Jusqu’à présent, les talibans ont toujours défendu les restrictions imposées aux femmes : ils soutiennent qu’il s’agit de questions politiques internes qui ne doivent pas influencer la reconnaissance internationale de leur autorité, et ils les justifient comme faisant partie d’un système de valeurs qui selon eux appartient à la foi islamique et aux traditions afghanes. Cependant, il n’existe aucun régime comparable en termes de dureté et d’omniprésence de la violence contre les femmes dans aucun des 50 pays à majorité musulmane qui font partie de l’Organisation de la coopération islamique.

Aujourd’hui, en Afghanistan, les femmes ne peuvent pas parcourir des distances supérieures à 77 kilomètres sans être accompagnées d’un parent de sexe masculin, ni se rendre au parc ou dans d’autres lieux publics ; ils ne peuvent pas faire de sport ; elles ne doivent pas quitter leur domicile sans raison valable et en tout cas elles doivent toujours porter la burqa ou au moins le hijab ; ils ne peuvent pas travailler pour des organisations non gouvernementales et ne peuvent pas aller à l’université. Dès le premier régime taliban, dans les années 1990, les femmes et féministes afghanes avaient commencé à parler d’« apartheid de genre » pour décrire leur exclusion systématique de la vie civile et politique du pays.

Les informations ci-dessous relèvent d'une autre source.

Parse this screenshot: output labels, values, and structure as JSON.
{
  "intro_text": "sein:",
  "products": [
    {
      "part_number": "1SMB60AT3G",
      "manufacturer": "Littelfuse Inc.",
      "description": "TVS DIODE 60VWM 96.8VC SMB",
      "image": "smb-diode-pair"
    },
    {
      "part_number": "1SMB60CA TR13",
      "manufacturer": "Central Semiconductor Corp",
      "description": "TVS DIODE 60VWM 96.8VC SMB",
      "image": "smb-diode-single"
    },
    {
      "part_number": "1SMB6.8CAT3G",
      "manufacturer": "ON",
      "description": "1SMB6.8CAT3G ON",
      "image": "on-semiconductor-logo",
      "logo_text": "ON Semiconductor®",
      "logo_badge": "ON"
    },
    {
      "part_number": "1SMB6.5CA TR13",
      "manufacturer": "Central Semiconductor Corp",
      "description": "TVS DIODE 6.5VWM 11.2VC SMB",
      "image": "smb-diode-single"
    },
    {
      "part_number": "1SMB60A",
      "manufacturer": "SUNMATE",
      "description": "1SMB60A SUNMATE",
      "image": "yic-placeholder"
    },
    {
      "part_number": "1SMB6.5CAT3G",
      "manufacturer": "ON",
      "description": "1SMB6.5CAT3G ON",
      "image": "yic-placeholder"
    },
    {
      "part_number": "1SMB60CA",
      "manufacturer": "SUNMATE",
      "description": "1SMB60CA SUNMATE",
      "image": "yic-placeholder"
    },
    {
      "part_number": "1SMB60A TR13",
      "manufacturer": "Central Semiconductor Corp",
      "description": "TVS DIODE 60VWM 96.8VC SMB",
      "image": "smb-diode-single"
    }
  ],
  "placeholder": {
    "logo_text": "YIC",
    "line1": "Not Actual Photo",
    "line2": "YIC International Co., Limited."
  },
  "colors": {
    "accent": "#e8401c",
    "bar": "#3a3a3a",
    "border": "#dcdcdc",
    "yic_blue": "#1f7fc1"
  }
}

Une athlète afghane pose avec son vélo (les femmes afghanes ne sont pas obligées de porter une burqa, mais souvent dans des cas comme celui-ci, elles choisissent de le faire pour protéger leur identité), le 19 septembre 2022 (AP Photo/Ebrahim Noroozi)

La présence des talibans à Doha n’est pas la première fois que les talibans sont appelés à représenter l’Afghanistan après la mise en place du nouveau régime. Certains pays ont commencé à ouvrir des dialogues informels avec eux, principalement pour des raisons économiques.

En septembre 2023, la Chine est devenue le premier pays à nommer un ambassadeur en Afghanistan après l’instauration du nouveau régime taliban : déjà depuis l’occupation américaine, elle avait entamé des relations avec l’Afghanistan pour l’ouverture d’une mine de cuivre dans le cadre du ” Nouvelle Route de la Soie”, le projet qui implique de gros investissements dans les infrastructures à travers le monde. En mai de cette année, la Russie, qui en raison de l’isolement auquel elle est soumise après l’invasion de l’Ukraine, a besoin de trouver de nouveaux partenaires économiques, a invité une délégation du groupe islamiste à un important forum économique international qui se tient chaque année à Saint-Pétersbourg, bien que il continue de considérer formellement le groupe comme une organisation terroriste.